In a contentious environment, hourly workers at the plant in 2014 narrowly voted against UAW representation. The union and some others complained bitterly that the state’s Republican leadership and the automaker worked to deter workers from voting in favor of representation — charges all deny.

(UAW secures third vote at VW’s Chattanooga plant. Click Here for the story.)

Volkswagen hired lawyers to delay the UAW's third vote in Chattanooga. The delay has been lifted with the vote coming in two weeks.

The UAW was hoping to leverage a victory in Chattanooga to wins at other foreign automakers in the southeastern U.S. Instead, the UAW was dealt blows at plants in Alabama and Mississippi. The union did gain some measure of respect by securing the 300 maintenance workers at VW’s Tennessee plant in 2016.

However, Volkswagen’s American lawyers, recruited from the ranks of anti-union law firms, did persuade the NLRB to postpone a vote indefinitely, frustrating the UAW.

Two Republican members of the NLRB, appointed by President Donald Trump, known for the their anti-union opinions, outvoted the lone Democrat on the board two to one to postpone the election, pending a final decision in a case involving the maintenance workers now represented by the union.

(Click Here for more about VW’s 10-year plan to comeback.)

VW’s lawyers argued that the UAW can only represent either all or none of the workers in Chattanooga rather than a so-called splinter union within a largely non-union workforce. However, settled precedent allowed so called splinter units to exist if the employees want representation, according to the UAW.
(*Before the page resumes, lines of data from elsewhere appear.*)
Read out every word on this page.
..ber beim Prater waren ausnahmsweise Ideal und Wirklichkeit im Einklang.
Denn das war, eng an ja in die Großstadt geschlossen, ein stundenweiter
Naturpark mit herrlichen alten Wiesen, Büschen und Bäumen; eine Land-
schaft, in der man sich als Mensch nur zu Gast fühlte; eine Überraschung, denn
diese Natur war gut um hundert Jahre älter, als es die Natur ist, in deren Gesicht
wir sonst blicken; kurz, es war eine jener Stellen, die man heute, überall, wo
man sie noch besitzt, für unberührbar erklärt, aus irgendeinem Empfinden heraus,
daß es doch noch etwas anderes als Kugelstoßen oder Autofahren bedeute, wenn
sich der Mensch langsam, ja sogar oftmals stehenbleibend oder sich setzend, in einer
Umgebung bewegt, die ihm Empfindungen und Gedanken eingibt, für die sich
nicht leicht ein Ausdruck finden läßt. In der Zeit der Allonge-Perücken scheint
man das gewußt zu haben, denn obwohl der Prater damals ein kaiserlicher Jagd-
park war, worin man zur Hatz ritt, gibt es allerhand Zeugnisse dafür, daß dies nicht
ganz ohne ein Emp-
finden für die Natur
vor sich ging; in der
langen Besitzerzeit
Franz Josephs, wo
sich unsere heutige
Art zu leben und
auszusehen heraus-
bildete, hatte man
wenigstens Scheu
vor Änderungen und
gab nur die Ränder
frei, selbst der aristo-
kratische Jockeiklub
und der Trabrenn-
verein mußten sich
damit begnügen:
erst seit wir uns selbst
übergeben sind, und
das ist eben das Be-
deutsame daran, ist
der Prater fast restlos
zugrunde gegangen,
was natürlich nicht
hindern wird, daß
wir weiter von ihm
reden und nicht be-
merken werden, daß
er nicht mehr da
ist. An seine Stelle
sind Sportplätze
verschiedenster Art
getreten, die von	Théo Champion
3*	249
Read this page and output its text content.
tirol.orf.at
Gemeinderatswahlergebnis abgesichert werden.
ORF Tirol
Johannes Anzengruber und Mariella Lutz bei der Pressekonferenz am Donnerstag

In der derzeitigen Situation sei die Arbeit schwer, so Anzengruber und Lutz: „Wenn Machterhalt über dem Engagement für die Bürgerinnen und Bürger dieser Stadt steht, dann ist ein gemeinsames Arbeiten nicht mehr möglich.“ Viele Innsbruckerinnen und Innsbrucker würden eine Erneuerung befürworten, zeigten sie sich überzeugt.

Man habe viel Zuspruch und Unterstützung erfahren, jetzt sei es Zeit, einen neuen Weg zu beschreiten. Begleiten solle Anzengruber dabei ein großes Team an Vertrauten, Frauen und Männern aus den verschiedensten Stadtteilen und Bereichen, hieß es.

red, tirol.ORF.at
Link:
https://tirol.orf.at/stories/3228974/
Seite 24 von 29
Materials obtained by Labor Notes, a union publication, indicate VW has engaged in what is described as a “scorched earth” anti-union tactics that are commonly deployed by U.S. employers, marking a sharp shift from the company’s claims of “neutrality” towards unions.

(To see more about Volkswagen building electric vehicles at Chattanooga plant, Click Here.)

The UAW faced similar opposition during the 2017 election at Nissan in Canton, Mississippi. Both Nissan and Volkswagen have relied on the services of notorious union-busting law firm Littler Mendelson. One of Trump’s two appointees to the Labor Board, William Emanuel, was a partner at the firm, though he did not rule on the Volkswagen case, Labor Notes reported.